Inverse document frequencies
idf
and its transducer variant idf-xf
compute the inverse document frequency of terms in a collection of texts, which is a measure of the specifity of a term for a given document collection.

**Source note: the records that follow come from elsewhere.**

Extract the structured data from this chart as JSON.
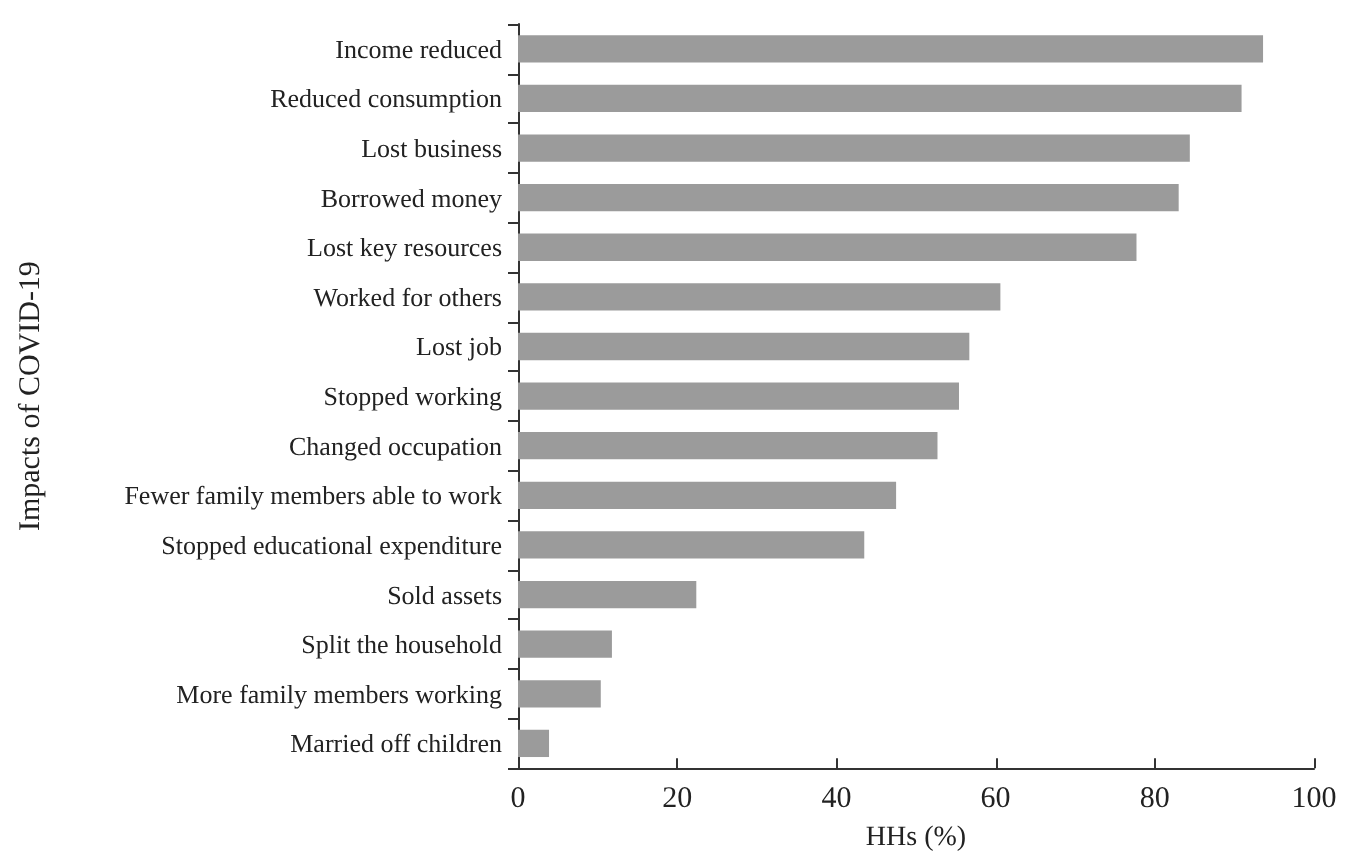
{
  "chart_data": {
    "type": "bar",
    "orientation": "horizontal",
    "xlabel": "HHs (%)",
    "ylabel": "Impacts of COVID-19",
    "categories": [
      "Income reduced",
      "Reduced consumption",
      "Lost business",
      "Borrowed money",
      "Lost key resources",
      "Worked for others",
      "Lost job",
      "Stopped working",
      "Changed occupation",
      "Fewer family members able to work",
      "Stopped educational expenditure",
      "Sold assets",
      "Split the household",
      "More family members working",
      "Married off children"
    ],
    "values": [
      93.6,
      90.9,
      84.4,
      83.0,
      77.7,
      60.6,
      56.7,
      55.4,
      52.7,
      47.5,
      43.5,
      22.4,
      11.8,
      10.4,
      3.9
    ],
    "color": "#9b9b9b",
    "xlim": [
      0,
      100
    ],
    "xticks": [
      0,
      20,
      40,
      60,
      80,
      100
    ],
    "grid": false
  }
}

The non-transducer version can be directly called on a text collection:
user> (tfidf/idf textcoll)
{"onli" 0.0, "And" 0.6931471805599453, "which" 0.2876820724517807, "stupid" 0.6931471805599453,
"pars" 0.6931471805599453, "Another" 0.6931471805599453, "is" 0.2876820724517807, "just" 0.6931471805599453,
"for" 0.0, "text" 0.0, "a" 0.6931471805599453, "here" 0.6931471805599453, "other" 0.6931471805599453,
"some" 0.6931471805599453, "english" 0.0, "silli" 0.6931471805599453, "This" 0.6931471805599453, "test" 0.0}
The transducer version expects an input as produced from the term frequency transducer, i.e., a map of terms (a sorted-map
with their respective occurence frequency) and a sequence of tfs value per document.
user> (into {} (comp (map xf/tf) (xf/tf-from-docs-xf) (xf/idf-xf)) textcoll)
{:terms {"And" {:doccount 1, :idf 0.47712125471966244},
"Another" {:doccount 1, :idf 0.47712125471966244},
"This" {:doccount 1, :idf 0.47712125471966244},
"a" {:doccount 1, :idf 0.47712125471966244},
"english" {:doccount 3, :idf 0.0},
"for" {:doccount 3, :idf 0.0},
"here" {:doccount 1, :idf 0.47712125471966244},
"is" {:doccount 2, :idf 0.17609125905568124},
"just" {:doccount 1, :idf 0.47712125471966244},
"onli" {:doccount 3, :idf 0.0},
"other" {:doccount 1, :idf 0.47712125471966244},
"pars" {:doccount 1, :idf 0.47712125471966244},
"silli" {:doccount 1, :idf 0.47712125471966244},
"some" {:doccount 1, :idf 0.47712125471966244},
"stupid" {:doccount 1, :idf 0.47712125471966244},
"test" {:doccount 3, :idf 0.0},
"text" {:doccount 3, :idf 0.0},
"which" {:doccount 2, :idf 0.17609125905568124}},
:tfs ((0.7 0 0 0 0.7 0.7 0 0 0.7 0.7 0.7 0 0 0.7 0 1.0 0.7 0)
(0 0 0.7 0.7 0.7 0.7 0.7 1.0 0 0.7 0 0.7 0.7 0 0 1.0 0.7 0.7)
(0 0.7 0 0 0.7 0.7 0 0.7 0 0.7 0 0 0 0 0.7 1.0 0.7 0.7))}
Note that terms
is again a sorted-map
of terms, the number of documents the term occured in and the idf value of the term. We can see here that "for", "english", "onli", "test" and "text" are not very specific: they appear in each sentence, so their idf values are zero.